Complete nitrification by a single microorganism
van Kessel MAHJ, Speth DR, Albertsen M, Nielsen PH, Op den Camp HJM, Kartal B, Jetten MSM and Lücker S. Nature 2015.
Abstract: Nitrification is a two-step process where ammonia is first oxidized to nitrite by ammonia-oxidizing bacteria and/or archaea, and subsequently to nitrate by nitrite-oxidizing bacteria. Already described by Winogradsky in 1890, this division of labour between the two functional groups is a generally accepted characteristic of the biogeochemical nitrogen cycle. Complete oxidation of ammonia to nitrate in one organism (complete ammonia oxidation; comammox) is energetically feasible, and it was postulated that this process could occur under conditions selecting for species with lower growth rates but higher growth yields than canonical ammonia-oxidizing microorganisms. Still, organisms catalysing this process have not yet been discovered. Here we report the enrichment and initial characterization of two Nitrospira species that encode all the enzymes necessary for ammonia oxidation via nitrite to nitrate in their genomes, and indeed completely oxidize ammonium to nitrate to conserve energy. Their ammonia monooxygenase (AMO) enzymes are phylogenetically distinct from currently identified AMOs, rendering recent acquisition by horizontal gene transfer from known ammonia-oxidizing microorganisms unlikely. We also found highly similar amoA sequences (encoding the AMO subunit A) in public sequence databases, which were apparently misclassified as methane monooxygenases. This recognition of a novel amoA sequence group will lead to an improved understanding of the environmental abundance and distribution of ammonia-oxidizing microorganisms. Furthermore, the discovery of the long-sought-after comammox process will change our perception of the nitrogen cycle.
Genome sequences of rare, uncultured bacteria obtained by differential coverage binning of multiple metagenomes
M Albertsen, Hugenholtz P, Skarshewski A, Nielsen KL, Tyson GW & Nielsen PH. Nature Biotechnology 2013.

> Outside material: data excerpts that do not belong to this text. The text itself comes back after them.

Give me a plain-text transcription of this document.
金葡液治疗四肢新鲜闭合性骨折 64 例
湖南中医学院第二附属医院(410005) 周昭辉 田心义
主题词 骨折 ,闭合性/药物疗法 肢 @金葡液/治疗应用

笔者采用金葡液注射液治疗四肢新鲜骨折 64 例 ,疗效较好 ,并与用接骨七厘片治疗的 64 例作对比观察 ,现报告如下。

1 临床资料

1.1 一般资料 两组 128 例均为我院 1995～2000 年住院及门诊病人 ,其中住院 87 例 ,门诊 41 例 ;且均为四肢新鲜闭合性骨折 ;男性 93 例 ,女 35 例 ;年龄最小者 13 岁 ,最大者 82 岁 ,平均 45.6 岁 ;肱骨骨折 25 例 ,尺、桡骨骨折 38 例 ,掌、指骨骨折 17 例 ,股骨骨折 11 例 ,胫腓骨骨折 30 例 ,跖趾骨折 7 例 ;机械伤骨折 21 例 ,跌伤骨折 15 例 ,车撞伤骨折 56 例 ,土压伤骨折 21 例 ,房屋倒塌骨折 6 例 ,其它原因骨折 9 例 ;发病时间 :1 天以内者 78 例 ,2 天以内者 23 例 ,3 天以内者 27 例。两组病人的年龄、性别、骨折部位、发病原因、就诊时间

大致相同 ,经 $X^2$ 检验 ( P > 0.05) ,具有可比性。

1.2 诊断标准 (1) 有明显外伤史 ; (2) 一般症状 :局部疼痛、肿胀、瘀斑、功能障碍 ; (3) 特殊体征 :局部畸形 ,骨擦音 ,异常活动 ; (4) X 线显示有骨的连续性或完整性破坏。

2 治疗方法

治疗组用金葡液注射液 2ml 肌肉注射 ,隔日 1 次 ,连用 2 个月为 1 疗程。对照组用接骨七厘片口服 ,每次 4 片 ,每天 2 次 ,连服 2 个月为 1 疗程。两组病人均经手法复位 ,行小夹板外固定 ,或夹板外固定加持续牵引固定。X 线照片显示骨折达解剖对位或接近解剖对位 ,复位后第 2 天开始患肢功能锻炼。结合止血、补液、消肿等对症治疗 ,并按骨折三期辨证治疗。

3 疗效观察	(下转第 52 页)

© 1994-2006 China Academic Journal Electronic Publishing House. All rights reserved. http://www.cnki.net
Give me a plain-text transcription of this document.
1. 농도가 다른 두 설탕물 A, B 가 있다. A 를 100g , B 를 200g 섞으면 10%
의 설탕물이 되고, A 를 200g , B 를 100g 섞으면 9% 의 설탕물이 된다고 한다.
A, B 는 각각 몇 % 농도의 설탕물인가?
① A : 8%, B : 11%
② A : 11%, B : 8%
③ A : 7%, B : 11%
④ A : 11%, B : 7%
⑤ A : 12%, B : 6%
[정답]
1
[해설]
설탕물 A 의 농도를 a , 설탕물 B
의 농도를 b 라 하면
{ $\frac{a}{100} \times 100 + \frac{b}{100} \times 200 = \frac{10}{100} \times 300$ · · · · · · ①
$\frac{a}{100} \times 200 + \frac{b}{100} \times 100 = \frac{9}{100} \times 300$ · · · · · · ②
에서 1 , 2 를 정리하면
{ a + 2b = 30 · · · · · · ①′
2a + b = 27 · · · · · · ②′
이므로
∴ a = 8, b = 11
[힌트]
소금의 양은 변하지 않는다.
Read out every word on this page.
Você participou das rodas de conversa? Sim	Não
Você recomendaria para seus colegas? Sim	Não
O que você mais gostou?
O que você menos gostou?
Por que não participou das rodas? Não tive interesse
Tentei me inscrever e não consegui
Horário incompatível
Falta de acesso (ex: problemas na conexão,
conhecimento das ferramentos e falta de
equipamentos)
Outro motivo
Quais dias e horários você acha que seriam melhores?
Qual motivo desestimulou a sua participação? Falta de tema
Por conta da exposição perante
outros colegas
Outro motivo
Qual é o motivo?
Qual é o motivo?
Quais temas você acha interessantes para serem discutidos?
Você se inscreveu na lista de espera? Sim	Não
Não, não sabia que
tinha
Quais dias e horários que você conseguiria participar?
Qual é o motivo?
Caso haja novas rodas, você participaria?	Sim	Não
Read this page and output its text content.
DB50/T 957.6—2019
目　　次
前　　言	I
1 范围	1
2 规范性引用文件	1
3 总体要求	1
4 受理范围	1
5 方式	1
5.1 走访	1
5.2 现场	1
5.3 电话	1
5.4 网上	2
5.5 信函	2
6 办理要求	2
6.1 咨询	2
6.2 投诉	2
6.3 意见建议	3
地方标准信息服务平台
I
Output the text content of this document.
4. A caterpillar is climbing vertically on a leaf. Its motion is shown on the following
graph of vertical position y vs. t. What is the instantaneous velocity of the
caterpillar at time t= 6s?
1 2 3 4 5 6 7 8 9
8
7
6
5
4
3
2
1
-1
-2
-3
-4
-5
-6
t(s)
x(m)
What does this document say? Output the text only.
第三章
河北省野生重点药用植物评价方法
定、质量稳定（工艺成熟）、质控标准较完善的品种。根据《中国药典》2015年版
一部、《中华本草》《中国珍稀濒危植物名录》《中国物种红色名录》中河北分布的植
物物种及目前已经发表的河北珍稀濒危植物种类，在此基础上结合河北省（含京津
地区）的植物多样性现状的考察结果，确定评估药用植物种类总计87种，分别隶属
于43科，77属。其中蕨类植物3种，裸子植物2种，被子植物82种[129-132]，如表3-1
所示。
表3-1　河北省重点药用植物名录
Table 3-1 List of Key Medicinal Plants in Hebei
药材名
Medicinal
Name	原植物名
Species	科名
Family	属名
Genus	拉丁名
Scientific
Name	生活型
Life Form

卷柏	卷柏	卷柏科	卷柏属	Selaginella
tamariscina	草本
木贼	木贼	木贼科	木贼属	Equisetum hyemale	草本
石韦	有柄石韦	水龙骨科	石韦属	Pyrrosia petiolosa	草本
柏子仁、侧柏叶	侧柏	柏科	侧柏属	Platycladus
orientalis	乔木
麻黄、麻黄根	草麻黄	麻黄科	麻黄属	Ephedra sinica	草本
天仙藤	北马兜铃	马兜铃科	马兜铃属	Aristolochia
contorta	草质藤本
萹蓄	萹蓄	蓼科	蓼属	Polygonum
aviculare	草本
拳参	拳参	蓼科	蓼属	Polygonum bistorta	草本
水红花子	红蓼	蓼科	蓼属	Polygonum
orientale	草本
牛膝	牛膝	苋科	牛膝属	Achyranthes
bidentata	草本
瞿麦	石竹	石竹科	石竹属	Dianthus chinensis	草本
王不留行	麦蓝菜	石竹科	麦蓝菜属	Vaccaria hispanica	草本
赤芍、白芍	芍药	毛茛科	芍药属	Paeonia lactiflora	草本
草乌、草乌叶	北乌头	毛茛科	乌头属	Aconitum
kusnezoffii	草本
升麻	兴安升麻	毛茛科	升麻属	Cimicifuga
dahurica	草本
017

Abstract: Reference genomes are required to understand the diverse roles of microorganisms in ecology, evolution, human and animal health, but most species remain uncultured. Here we present a sequence composition–independent approach to recover high-quality microbial genomes from deeply sequenced metagenomes. Multiple metagenomes of the same community, which differ in relative population abundances, were used to assemble 31 bacterial genomes, including rare (<1% relative abundance) species, from an activated sludge bioreactor. Twelve genomes were assembled into complete or near-complete chromosomes. Four belong to the candidate bacterial phylum TM7 and represent the most complete genomes for this phylum to date (relative abundances, 0.06–1.58%). Reanalysis of published metagenomes reveals that differential coverage binning facilitates recovery of more complete and higher fidelity genome bins than other currently used methods, which are primarily based on sequence composition. This approach will be an important addition to the standard metagenome toolbox and greatly improve access to genomes of uncultured microorganisms.